A íntegra dos relatórios da Comissão de Avaliação do Ensino Remoto Emergencial está disponível aqui.

Escola de Administração fez levantamento próprio

Enquanto a Reitoria não liberava os resultados gerais, a Escola de Administração da UFRGS realizou levantamento por conta própria. Voltado aos estudantes, os dados demonstram que um terço dos entrevistados considerou regular a experiência com o Ensino Remoto. Paulo Abdala, chefe do Departamento de Ciências Administrativas, relata que, para os docentes, também houve dificuldades. “Além do cansaço e do estresse, muitos relataram problemas para acessar o aluno, acompanhá-lo, e estabelecer um nível de cobrança – afinal, operamos sobre uma determinada régua, e ela foi aliviada.”

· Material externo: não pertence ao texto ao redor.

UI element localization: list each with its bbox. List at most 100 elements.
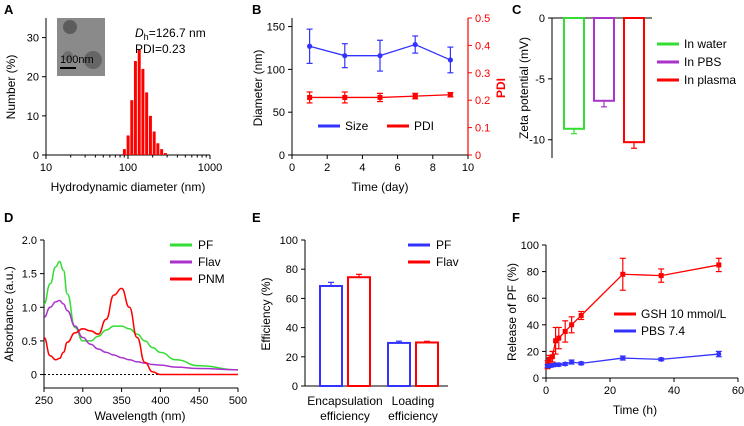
b-ytick-label: 100 <box>267 64 285 76</box>
f-x-label: Time (h) <box>613 403 657 417</box>
b-point-pdi-2 <box>377 94 383 100</box>
panel-label-a: A <box>4 2 14 17</box>
e-category-label-0: Encapsulation <box>307 394 382 408</box>
f-point-0-6 <box>569 322 575 328</box>
e-ytick-label: 20 <box>286 352 298 364</box>
b-xtick-label: 4 <box>359 162 365 174</box>
a-ytick-label: 20 <box>27 72 39 84</box>
panel-label-e: E <box>252 210 261 225</box>
a-xtick-label: 100 <box>119 162 137 174</box>
a-inset-particle <box>63 20 77 34</box>
e-ytick-label: 60 <box>286 293 298 305</box>
e-bar-pf-0 <box>319 284 343 387</box>
panel-label-f: F <box>512 210 520 225</box>
f-xtick-label: 20 <box>604 385 616 397</box>
b-y2tick-label: 0.2 <box>475 95 490 107</box>
b-point-pdi-3 <box>412 93 418 99</box>
panel-label-d: D <box>4 210 13 225</box>
b-ytick-label: 50 <box>273 107 285 119</box>
panel-label-c: C <box>512 2 522 17</box>
d-x-label: Wavelength (nm) <box>95 409 186 423</box>
c-legend-label-0: In water <box>684 37 727 51</box>
b-point-pdi-1 <box>342 94 348 100</box>
e-legend-label-0: PF <box>436 238 451 252</box>
c-ytick-label: 0 <box>539 13 545 25</box>
d-xtick-label: 500 <box>229 395 247 407</box>
b-y-label: Diameter (nm) <box>251 50 265 127</box>
a-xtick-label: 10 <box>40 162 52 174</box>
b-y2-label: PDI <box>494 78 508 98</box>
d-ytick-label: 1.0 <box>22 302 37 314</box>
f-point-0-10 <box>716 262 722 268</box>
b-legend-pdi-label: PDI <box>414 119 434 133</box>
f-point-1-9 <box>658 356 664 362</box>
b-point-pdi-4 <box>447 92 453 98</box>
c-ytick-label: -10 <box>529 135 545 147</box>
d-xtick-label: 450 <box>190 395 208 407</box>
a-dh-annotation: Dh=126.7 nm <box>135 26 206 42</box>
b-xtick-label: 6 <box>395 162 401 174</box>
d-legend-label-2: PNM <box>198 272 225 286</box>
c-legend-label-1: In PBS <box>684 55 721 69</box>
d-spectrum-flav <box>43 299 239 371</box>
d-legend-label-1: Flav <box>198 255 221 269</box>
d-legend-label-0: PF <box>198 238 213 252</box>
panel-label-b: B <box>252 2 261 17</box>
a-inset-scale-label: 100nm <box>60 54 94 66</box>
a-hist-bar-6 <box>145 92 149 155</box>
a-hist-bar-7 <box>148 115 152 155</box>
c-bar-1 <box>593 17 615 102</box>
f-point-0-1 <box>546 356 552 362</box>
b-legend-size-label: Size <box>345 119 369 133</box>
e-ytick-label: 0 <box>292 381 298 393</box>
b-ytick-label: 150 <box>267 22 285 34</box>
a-hist-bar-1 <box>126 135 130 155</box>
a-hist-bar-9 <box>156 143 160 155</box>
f-point-1-4 <box>556 362 562 368</box>
b-ytick-label: 0 <box>279 150 285 162</box>
b-point-size-3 <box>412 41 418 48</box>
d-xtick-label: 250 <box>35 395 53 407</box>
f-y-label: Release of PF (%) <box>505 263 519 361</box>
f-xtick-label: 60 <box>732 385 744 397</box>
e-category-label-0: efficiency <box>320 409 370 423</box>
d-spectrum-pnm <box>43 287 238 376</box>
b-xtick-label: 2 <box>324 162 330 174</box>
e-ytick-label: 40 <box>286 323 298 335</box>
a-hist-bar-3 <box>133 61 137 155</box>
f-point-1-6 <box>569 359 575 365</box>
b-y2tick-label: 0.5 <box>475 13 490 25</box>
c-bar-2 <box>623 17 645 144</box>
b-point-size-0 <box>307 43 313 49</box>
a-hist-bar-11 <box>163 153 167 155</box>
a-ytick-label: 10 <box>27 111 39 123</box>
f-ytick-label: 20 <box>527 346 539 358</box>
d-ytick-label: 2.0 <box>22 235 37 247</box>
f-ytick-label: 40 <box>527 320 539 332</box>
f-point-0-7 <box>578 312 584 318</box>
b-xtick-label: 10 <box>462 162 474 174</box>
a-xtick-label: 1000 <box>198 162 222 174</box>
f-point-1-10 <box>716 351 722 357</box>
b-y2tick-label: 0 <box>475 150 481 162</box>
e-ytick-label: 100 <box>280 235 298 247</box>
d-y-label: Absorbance (a.u.) <box>2 266 16 361</box>
e-ytick-label: 80 <box>286 264 298 276</box>
f-ytick-label: 100 <box>521 240 539 252</box>
f-point-1-5 <box>562 361 568 367</box>
e-y-label: Efficiency (%) <box>259 277 273 350</box>
b-point-size-4 <box>447 57 453 63</box>
a-ytick-label: 30 <box>27 33 39 45</box>
f-point-0-5 <box>562 328 568 334</box>
b-point-size-1 <box>342 53 348 59</box>
a-hist-bar-8 <box>152 131 156 155</box>
c-bar-0 <box>563 17 585 130</box>
a-hist-bar-5 <box>141 68 145 155</box>
b-y2tick-label: 0.4 <box>475 40 490 52</box>
a-inset-particle <box>84 51 102 69</box>
a-hist-bar-2 <box>130 100 134 155</box>
f-point-1-8 <box>620 355 626 361</box>
f-ytick-label: 60 <box>527 293 539 305</box>
f-ytick-label: 80 <box>527 267 539 279</box>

Em relação ao relatório da Comissão de Acompanhamento, o docente comenta que esperava mais análise de dados e menos pesquisa de opinião. “Enquanto o sistema bloqueia algumas informações para a gente, como cancelamentos de disciplinas, a Reitoria tem acesso a estes dados. Imagino que a opção de não usá-los se deu porque contariam uma história diferente.”

A Faced também realizou levantamento interno, conforme noticiado aqui, e ainda prepara um comparativo entre os resultados na unidade e os gerais.

Em outras edições, o boletim InformANDES na UFRGS trará novos dados sobre o assunto.